Storing cells is a major obstacle for DIYbio spaces. In any institutional lab setup, biological samples (an E. coli glycerol stock for example) are stored at -80°C, because at this temperature they last much longer than conventional freezers. At regular freezer temperature (-20°C) molecules can still jiggle a little and the sample gets damaged over time. We currently only have a regular 'kitchen' -20°C freezer, which means that the stocks for all the strains we obtain or engineer have to be renewed after a few months, by growing a fresh culture and cryo-preserving it again.

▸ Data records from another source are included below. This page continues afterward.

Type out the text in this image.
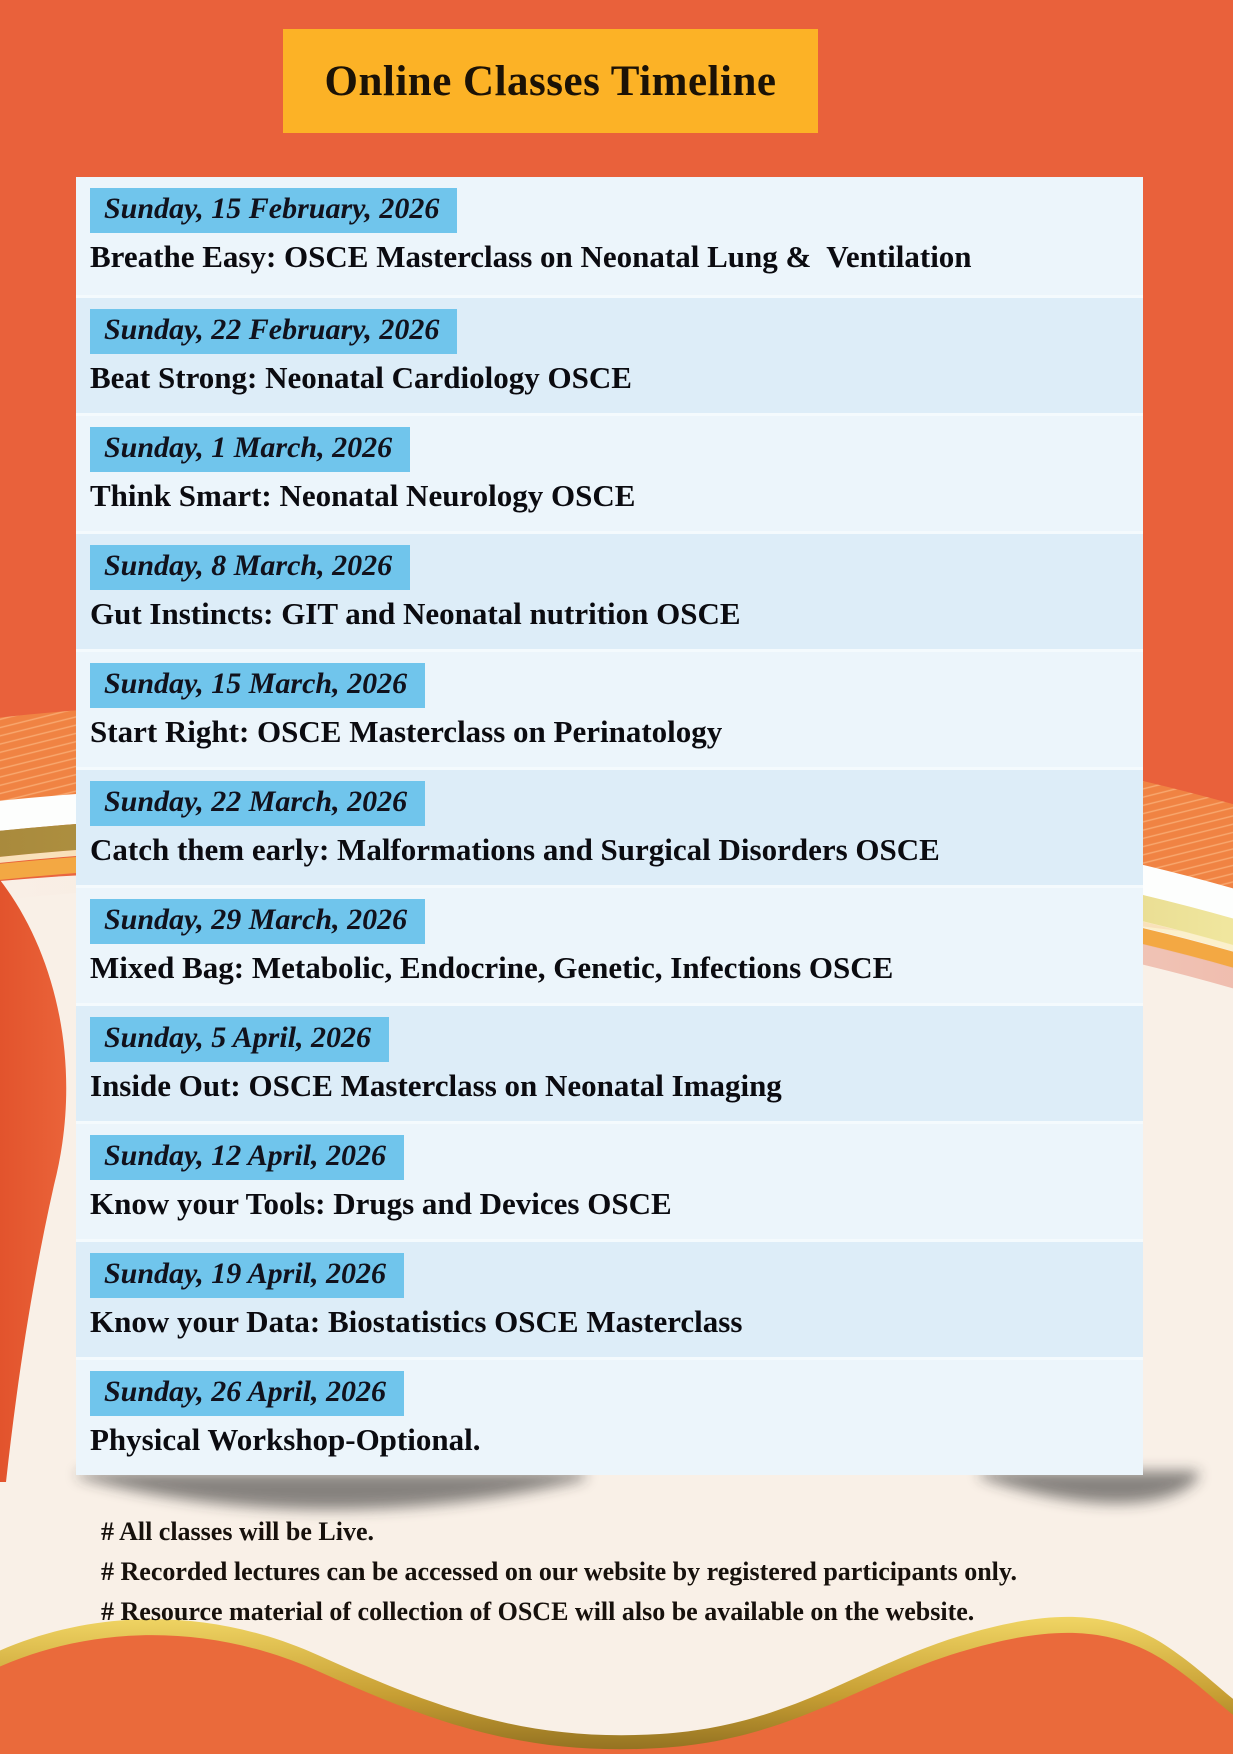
Online Classes Timeline
Sunday, 15 February, 2026
Breathe Easy: OSCE Masterclass on Neonatal Lung &  Ventilation
Sunday, 22 February, 2026
Beat Strong: Neonatal Cardiology OSCE
Sunday, 1 March, 2026
Think Smart: Neonatal Neurology OSCE
Sunday, 8 March, 2026
Gut Instincts: GIT and Neonatal nutrition OSCE
Sunday, 15 March, 2026
Start Right: OSCE Masterclass on Perinatology
Sunday, 22 March, 2026
Catch them early: Malformations and Surgical Disorders OSCE
Sunday, 29 March, 2026
Mixed Bag: Metabolic, Endocrine, Genetic, Infections OSCE
Sunday, 5 April, 2026
Inside Out: OSCE Masterclass on Neonatal Imaging
Sunday, 12 April, 2026
Know your Tools: Drugs and Devices OSCE
Sunday, 19 April, 2026
Know your Data: Biostatistics OSCE Masterclass
Sunday, 26 April, 2026
Physical Workshop-Optional.
# All classes will be Live.
# Recorded lectures can be accessed on our website by registered participants only.
# Resource material of collection of OSCE will also be available on the website.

Competent cells are even more problematic. Cells are called competent when they received a particular treatment that makes it easier to introduce DNA into them, a process known as transformation. Competent cells are essential to any genetic engineering project. If you want to play with the genetic program of a microbe, at some point you have to insert DNA into it. The protocol to make cells competent is time consuming (take our intro lab class to discover about it!!!) and usually it is done once for a large amount of cells, which are aliquoted and frozen into dozens of tubes.

Once these competent cells are made, only one tube per transformation experiment needs to be used, so it's not required to repeat the whole preparation protocol. Competent cells are by nature fragile, because the treatment relies specifically on making their membranes more permeable to insert DNA. At -80°C, competent cells can last up to a few years, whereas at -20°C... only a few months.

We have successfully usedchemical competence and electroporation techniques to transform cells in our lab, but the competent cells we generate for both techniques are good for only a month or 2 if stored in the -20°C.. At BosLab, our members use competent cells for their projects and we also use these cells very frequently for our lab classes. We also need to store unique strains of non-pathogenic yeast and E. Coli in the lab and having to renew them every month is an inconvenience.

Now, when it comes to a -80°C freezer, there is little choice on the market. It's easy to find second-hand ones, but they look like this:

-80C freezer

They're MASSIVE!

They weigh around 900 pounds. We would need to rent a fork-lift to bring it to our space, not to mention that our lab is on the second floor of an old building, and the floor would probably collapse under this monster. Moreover, we have a small lab space! We would not have any room for it. And they are extremely noisy, which is why they are usually kept in a separate room at most labs. Finally, perhaps the biggest limitation is that these guys consume A LOT of electricity, as you can imagine. We calculated that the electricity bill would raise by $500 per month.

There are a few other options:

- There are models that are half the size. For us that’sbetter, but it’s still costly, noisy, heavy and big.